Craigslist returns fire in eBay suit

After being hit with an eBay legal missile last month, Craigslist has responded with a projectile of its own: the company has filed a countersuit accusing the online auction company — which owns a 25-per-cent stake in Craigslist — with “unlawful and unfair competition, misappropriation of proprietary information, deceptive passing-off, business interference, false advertising, phishing attacks, free-riding, trademark infringement, trademark dilution, and breaches of fiduciary duty.” According to the blog post by CEO Jim Buckmaster:

“We respectfully ask the Superior Court in San Francisco to enjoin this conduct and order eBay to (1) make full restitution to craigslist, (2) disgorge their related profits (3) restore to craigslist all shares of the company acquired by means of, or for the purpose of unfair competition, and (4) pay punitive damages for their malicious behavior.”

As you may recall, eBay sued Craigslist last month alleging a variety of behaviour on the part of co-founders — and controlling shareholders — Craig Newmark and Jim Buckmaster, including the issuance of shares that diluted eBay’s stake below the 25-per-cent mark, as well as the creation of an even more dilutive “shareholder rights” agreement, otherwise known as a “poison pill” that had the effect of making it impossible for eBay to sell its stake to anyone other than Craig and/or Jim.
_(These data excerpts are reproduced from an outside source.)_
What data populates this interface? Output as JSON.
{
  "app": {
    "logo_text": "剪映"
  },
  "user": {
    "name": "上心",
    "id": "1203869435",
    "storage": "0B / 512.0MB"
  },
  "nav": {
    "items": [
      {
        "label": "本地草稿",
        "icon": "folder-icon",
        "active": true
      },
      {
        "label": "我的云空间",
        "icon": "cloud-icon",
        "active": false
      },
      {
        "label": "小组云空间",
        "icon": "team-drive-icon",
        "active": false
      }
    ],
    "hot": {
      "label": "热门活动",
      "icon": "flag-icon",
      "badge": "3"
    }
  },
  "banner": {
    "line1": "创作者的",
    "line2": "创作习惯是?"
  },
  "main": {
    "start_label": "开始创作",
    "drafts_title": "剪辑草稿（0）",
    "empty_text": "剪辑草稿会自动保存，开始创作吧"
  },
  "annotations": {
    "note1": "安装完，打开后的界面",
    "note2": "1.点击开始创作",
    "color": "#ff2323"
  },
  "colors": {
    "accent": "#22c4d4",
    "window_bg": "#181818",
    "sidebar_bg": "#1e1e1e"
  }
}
Craigslist later made the statement public.

They’ve now done the same thing with their countersuit by posting the entire thing online. Among other things, the suit alleges that eBay tried twice to put executives from its Kijiji unit — which now competes head-to-head with Craigslist in the U.S. — on the board of the classified site. The lawsuit also says that eBay “has used Craigslist’s mark and name in commerce to confuse the public and illegally divert Internet traffic from Craigslist to eBay and its Kijiji site,” which appears to involve the buying of Google ads that linked to the eBay site but used Craigslist’s name.

The bulk of the suit seems concerned with what Craigslist says is eBay’s desire to gain access to “proprietary competitive information” to help Kijiji. My friend and fellow mesh organizer Rob Hyndman, a lawyer who specializes in technology startups, says that the lawsuit seems to be an attempt by Craigslist to “accomplish by litigation what it failed to accomplish by business planning and sensible precautions.”